The acquisition on an owned and managed basis comprises:

  • 107 million square foot logistics operating portfolio; 87 percent overlap with key markets
  • 5.1 million square feet of logistics development in progress
  • 1,684 acres of land for future logistics development with build-out potential of 19.7 million square feet
  • 4.9 million square foot office operating and development portfolio

Prologis plans to dispose of approximately $3.5 billion of assets on a pro rata share basis. This includes $2.8 billion of non-strategic logistics properties and $700 million of office properties.

This transaction is anticipated to create immediate cost synergies of approximately $120 million from corporate general and administrative cost savings, operating leverage, lower interest expense and lease adjustments. Initially, this transaction is expected to increase annual core funds from operations (Core FFO) per share by $0.10-$0.12. Upon stabilization of the acquired development assets, completion of the planned non-strategic asset sales and redeployment of the related proceeds, annual stabilized Core FFO per share is forecasted to increase by an additional $0.04 per share for a total of $0.14-$0.16.

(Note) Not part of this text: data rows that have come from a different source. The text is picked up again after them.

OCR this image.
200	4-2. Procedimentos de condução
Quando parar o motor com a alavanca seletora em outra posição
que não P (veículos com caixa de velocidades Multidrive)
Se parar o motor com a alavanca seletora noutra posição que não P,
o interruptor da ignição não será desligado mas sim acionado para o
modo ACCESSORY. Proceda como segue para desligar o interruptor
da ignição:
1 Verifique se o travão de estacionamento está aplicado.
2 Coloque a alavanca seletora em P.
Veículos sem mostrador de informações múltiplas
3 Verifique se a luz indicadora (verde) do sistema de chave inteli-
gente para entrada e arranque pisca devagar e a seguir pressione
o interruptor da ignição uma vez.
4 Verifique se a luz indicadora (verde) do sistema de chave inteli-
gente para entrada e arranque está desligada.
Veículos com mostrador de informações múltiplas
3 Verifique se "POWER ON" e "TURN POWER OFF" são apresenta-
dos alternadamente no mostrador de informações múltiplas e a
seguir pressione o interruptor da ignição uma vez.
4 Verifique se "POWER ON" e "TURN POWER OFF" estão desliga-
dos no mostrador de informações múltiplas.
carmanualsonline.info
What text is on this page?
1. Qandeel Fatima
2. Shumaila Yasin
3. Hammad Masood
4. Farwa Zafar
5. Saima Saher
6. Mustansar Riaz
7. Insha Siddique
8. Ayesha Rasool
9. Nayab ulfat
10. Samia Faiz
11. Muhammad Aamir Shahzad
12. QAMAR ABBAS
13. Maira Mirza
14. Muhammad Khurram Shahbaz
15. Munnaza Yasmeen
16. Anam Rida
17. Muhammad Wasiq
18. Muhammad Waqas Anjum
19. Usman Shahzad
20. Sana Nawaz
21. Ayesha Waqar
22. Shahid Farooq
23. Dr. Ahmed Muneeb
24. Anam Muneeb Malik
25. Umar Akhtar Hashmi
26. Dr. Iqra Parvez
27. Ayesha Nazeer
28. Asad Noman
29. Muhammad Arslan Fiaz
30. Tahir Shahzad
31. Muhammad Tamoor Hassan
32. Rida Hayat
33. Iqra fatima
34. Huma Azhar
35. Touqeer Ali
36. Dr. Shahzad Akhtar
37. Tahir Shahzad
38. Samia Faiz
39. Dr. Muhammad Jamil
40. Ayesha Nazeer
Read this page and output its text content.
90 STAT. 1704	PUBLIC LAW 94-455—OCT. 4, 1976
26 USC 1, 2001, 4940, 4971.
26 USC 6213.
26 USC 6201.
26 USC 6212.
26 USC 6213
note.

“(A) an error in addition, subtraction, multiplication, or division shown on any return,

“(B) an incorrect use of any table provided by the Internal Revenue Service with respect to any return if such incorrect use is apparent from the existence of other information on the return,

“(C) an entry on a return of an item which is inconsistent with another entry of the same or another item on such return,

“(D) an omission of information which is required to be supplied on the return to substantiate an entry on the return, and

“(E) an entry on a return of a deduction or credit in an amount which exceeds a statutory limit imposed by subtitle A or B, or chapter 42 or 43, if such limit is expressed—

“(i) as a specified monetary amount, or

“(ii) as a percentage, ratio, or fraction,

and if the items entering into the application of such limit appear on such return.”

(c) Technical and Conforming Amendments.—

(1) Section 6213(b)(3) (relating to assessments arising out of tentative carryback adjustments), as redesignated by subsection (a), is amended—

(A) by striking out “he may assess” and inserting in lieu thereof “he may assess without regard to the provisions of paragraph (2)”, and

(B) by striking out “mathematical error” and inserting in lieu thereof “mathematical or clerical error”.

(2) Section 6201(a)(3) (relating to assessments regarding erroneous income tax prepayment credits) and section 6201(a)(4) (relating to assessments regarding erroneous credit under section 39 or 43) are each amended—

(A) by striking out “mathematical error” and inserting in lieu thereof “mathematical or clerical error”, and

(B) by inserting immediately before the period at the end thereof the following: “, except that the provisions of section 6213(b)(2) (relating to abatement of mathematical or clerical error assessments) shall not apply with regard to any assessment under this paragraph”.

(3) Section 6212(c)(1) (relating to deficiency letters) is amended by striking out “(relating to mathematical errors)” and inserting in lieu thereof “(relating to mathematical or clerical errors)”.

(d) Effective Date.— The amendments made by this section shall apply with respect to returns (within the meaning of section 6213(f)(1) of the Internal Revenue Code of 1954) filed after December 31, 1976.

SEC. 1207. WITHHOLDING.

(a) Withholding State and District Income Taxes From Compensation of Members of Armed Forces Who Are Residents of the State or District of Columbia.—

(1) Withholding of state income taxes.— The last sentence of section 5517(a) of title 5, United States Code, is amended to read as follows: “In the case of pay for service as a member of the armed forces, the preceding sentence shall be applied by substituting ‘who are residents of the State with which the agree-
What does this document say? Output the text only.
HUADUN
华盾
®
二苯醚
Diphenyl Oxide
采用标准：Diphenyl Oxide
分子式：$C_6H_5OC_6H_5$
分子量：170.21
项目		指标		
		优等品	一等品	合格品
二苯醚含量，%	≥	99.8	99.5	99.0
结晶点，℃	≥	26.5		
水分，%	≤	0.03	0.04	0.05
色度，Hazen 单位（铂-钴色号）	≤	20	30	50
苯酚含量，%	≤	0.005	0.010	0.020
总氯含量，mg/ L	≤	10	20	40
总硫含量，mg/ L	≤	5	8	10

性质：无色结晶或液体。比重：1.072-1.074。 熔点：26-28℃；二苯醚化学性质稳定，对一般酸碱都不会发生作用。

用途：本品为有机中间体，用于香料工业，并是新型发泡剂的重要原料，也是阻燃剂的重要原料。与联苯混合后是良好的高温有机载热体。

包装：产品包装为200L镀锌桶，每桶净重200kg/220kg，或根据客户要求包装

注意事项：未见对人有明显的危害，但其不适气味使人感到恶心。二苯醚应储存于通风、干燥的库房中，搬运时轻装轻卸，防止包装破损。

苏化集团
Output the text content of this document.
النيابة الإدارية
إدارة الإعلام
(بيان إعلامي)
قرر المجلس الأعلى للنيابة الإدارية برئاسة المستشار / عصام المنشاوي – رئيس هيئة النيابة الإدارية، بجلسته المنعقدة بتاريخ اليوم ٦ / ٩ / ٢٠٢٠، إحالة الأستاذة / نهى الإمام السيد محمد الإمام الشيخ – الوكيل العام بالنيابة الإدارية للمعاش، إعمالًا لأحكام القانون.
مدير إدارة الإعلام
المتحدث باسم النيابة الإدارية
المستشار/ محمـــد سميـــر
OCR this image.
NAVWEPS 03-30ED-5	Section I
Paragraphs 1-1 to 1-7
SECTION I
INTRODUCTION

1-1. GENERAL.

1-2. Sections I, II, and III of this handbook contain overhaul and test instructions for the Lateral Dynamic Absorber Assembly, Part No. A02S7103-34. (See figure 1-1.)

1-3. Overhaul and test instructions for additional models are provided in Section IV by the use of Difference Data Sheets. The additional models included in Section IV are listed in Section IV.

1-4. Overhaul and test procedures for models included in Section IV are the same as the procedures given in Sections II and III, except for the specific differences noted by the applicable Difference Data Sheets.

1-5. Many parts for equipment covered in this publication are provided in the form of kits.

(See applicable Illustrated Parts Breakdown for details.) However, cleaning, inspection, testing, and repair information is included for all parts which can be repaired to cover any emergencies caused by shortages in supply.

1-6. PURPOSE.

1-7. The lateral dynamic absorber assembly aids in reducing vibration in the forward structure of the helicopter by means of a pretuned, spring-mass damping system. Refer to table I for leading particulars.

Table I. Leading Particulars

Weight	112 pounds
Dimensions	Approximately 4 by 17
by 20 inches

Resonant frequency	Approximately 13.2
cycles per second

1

Further, there are future synergies with the potential to generate approximately $60 million in annual savings, including $10 million from revenue synergies and $50 million from incremental development value creation. 

Under the terms of the agreement, Liberty shareholders will receive 0.675x of a Prologis share for each Liberty share they own. The transaction, which is currently expected to close in the first quarter of 2020, is subject to the approval of Liberty shareholders and other customary closing conditions.

BofA Securities and Morgan Stanley are acting as financial advisers and Wachtell, Lipton, Rosen & Katz is serving as legal adviser to Prologis. Goldman Sachs and Citigroup are acting as financial advisers and Morgan, Lewis and Bockius LLP is serving as legal adviser to Liberty.